Joey Johnson

Medal record

Men's wheelchair basketball

Representing Canada

Paralympic Games

= Joey Johnson =

Canadian wheelchair basketball player

Joey Johnson (born 26 July 1975) is a professional Canadian wheelchair basketball player. He has competed in several Paralympics and World Championships and was also the first disabled athlete to be inducted in Manitoba's Basketball Hall of Fame.

== Personal ==
Johnson was born on 26 July 1975 in Winnipeg, Manitoba. At age eight, he was diagnosed with Degenerative hip disease. He has a wife, Missy, and 3 children: Owen, Kamryn, and Brody. He also has a brother, Bill Johnson, who was formerly the head coach of the Canadian Sr. Women's Wheelchair Basketball Team. He attended the University of Wisconsin-Whitewater when he achieved a place on the Canadian National Team.

== Career ==
In 1996, Johnson got fifth place in the Atlanta Summer Paralympics with Team Canada. In 1998, they got third place at the Sydney World Championships. They also got second place at the Parapan American Games in Mexico City.

In 2000, they won gold at the Sydney Paralympics. In 2003, they also won gold in the Parapan American Games in Mar del Plata, Argentina. He had also won first place in National Wheelchair Basketball League with the Wollongong Roller Hawks. In 2004, Johnson won gold at the Athens Paralympics with Team Canada. He was later awarded the Paralympic Sport Award for best team performance in 2005.
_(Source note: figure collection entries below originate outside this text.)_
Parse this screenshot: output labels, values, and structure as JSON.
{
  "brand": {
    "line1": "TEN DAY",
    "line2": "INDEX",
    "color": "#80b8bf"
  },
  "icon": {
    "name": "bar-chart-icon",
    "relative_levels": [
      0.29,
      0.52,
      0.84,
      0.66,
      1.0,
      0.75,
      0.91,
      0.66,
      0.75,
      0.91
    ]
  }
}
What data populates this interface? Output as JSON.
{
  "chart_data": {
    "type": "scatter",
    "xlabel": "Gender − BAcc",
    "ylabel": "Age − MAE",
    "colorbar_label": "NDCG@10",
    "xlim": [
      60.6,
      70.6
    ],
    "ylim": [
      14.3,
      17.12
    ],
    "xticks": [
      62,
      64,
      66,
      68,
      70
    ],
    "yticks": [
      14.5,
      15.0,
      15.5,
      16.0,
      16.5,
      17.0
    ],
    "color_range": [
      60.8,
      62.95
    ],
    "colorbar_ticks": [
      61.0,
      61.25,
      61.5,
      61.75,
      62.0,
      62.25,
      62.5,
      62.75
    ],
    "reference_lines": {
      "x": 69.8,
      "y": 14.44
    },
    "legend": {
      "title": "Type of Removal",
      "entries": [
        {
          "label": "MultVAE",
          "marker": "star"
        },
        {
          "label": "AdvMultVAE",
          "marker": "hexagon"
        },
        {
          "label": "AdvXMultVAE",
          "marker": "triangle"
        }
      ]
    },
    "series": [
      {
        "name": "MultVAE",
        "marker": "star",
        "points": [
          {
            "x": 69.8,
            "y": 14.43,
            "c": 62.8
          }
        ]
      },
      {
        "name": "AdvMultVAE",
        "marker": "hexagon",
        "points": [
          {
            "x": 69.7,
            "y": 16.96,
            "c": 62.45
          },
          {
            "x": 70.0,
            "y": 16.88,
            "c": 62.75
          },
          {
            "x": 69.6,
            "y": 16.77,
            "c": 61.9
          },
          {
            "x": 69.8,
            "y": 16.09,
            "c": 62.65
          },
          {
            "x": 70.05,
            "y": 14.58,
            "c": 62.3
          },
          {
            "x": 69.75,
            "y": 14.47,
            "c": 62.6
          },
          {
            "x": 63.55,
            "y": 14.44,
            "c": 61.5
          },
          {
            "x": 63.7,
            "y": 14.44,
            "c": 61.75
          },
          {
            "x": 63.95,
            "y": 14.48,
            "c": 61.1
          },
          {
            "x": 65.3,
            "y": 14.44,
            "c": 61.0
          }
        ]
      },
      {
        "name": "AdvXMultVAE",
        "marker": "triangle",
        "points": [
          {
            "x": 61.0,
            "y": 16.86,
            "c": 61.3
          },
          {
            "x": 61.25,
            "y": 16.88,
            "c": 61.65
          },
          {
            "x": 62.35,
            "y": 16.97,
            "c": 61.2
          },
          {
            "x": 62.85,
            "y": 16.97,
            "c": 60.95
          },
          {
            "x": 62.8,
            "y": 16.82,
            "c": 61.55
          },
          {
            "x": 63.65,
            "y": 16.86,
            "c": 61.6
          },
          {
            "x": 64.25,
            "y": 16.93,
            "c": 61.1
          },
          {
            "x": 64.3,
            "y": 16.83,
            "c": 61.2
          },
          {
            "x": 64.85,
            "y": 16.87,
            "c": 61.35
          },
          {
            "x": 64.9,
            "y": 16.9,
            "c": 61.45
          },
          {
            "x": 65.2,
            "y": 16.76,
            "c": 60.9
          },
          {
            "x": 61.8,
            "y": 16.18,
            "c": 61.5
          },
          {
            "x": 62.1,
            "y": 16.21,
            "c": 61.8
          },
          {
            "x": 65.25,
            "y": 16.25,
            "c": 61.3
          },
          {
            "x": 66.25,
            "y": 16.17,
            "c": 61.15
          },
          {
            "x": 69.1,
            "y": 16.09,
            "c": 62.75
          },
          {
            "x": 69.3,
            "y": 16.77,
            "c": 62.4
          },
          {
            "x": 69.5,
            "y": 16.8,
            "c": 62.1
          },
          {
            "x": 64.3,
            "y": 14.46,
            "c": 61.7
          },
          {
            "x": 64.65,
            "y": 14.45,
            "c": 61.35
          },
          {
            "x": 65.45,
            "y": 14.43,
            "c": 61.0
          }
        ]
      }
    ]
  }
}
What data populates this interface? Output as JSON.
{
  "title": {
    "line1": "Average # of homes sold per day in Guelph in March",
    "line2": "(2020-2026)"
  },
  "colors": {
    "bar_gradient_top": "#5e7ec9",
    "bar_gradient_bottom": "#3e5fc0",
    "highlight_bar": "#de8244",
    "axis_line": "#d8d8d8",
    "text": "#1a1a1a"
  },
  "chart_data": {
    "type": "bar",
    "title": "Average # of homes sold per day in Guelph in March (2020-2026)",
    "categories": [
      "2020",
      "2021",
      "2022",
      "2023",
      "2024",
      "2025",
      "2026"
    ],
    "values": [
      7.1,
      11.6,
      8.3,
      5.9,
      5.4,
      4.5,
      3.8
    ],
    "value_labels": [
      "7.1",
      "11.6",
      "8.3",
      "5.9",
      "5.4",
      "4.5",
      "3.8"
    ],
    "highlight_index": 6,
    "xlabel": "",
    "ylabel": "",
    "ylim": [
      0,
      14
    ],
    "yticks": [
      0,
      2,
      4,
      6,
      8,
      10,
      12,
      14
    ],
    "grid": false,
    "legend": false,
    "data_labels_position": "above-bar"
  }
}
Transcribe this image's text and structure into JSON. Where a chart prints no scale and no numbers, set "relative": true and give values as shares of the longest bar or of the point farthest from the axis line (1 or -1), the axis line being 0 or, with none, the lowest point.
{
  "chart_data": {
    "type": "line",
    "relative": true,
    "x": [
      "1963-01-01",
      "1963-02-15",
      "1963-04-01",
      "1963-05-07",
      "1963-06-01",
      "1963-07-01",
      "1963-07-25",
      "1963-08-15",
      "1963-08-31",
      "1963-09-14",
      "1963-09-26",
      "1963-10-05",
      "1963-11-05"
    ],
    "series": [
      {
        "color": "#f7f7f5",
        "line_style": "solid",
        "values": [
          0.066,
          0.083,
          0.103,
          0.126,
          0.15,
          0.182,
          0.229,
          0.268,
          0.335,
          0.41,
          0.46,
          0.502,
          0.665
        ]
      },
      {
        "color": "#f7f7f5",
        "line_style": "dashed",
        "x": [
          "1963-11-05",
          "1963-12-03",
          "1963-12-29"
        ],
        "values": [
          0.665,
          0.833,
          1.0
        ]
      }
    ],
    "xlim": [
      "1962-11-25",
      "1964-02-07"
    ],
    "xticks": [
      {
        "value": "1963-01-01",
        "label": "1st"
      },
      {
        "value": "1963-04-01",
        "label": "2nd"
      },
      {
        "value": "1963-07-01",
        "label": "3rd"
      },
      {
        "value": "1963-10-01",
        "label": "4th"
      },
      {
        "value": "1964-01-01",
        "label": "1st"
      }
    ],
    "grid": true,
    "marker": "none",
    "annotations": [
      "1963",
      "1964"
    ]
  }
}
Johnson won gold in the 2006 World Championships in Amsterdam, Netherlands with Team Canada and was named an "All-star". In 2007, they came second at the Parapan American Games in Rio de Janeiro, Brazil.

They won silver in the 2008 Beijing Paralympics. They won seventh in the World Championships at Birmingham, UK in 2010. In 2011, they got third in the Parapan American Games in Guadalajara, Mexico and first place at the 2012 London Paralympic Games with Team Canada.

After the 2012 Paralympics, Johnson retired.

== Awards ==

In 2013, Johnson was inducted into Manitoba Basketball Hall of Fame becoming the first Paralympic athlete to be inducted.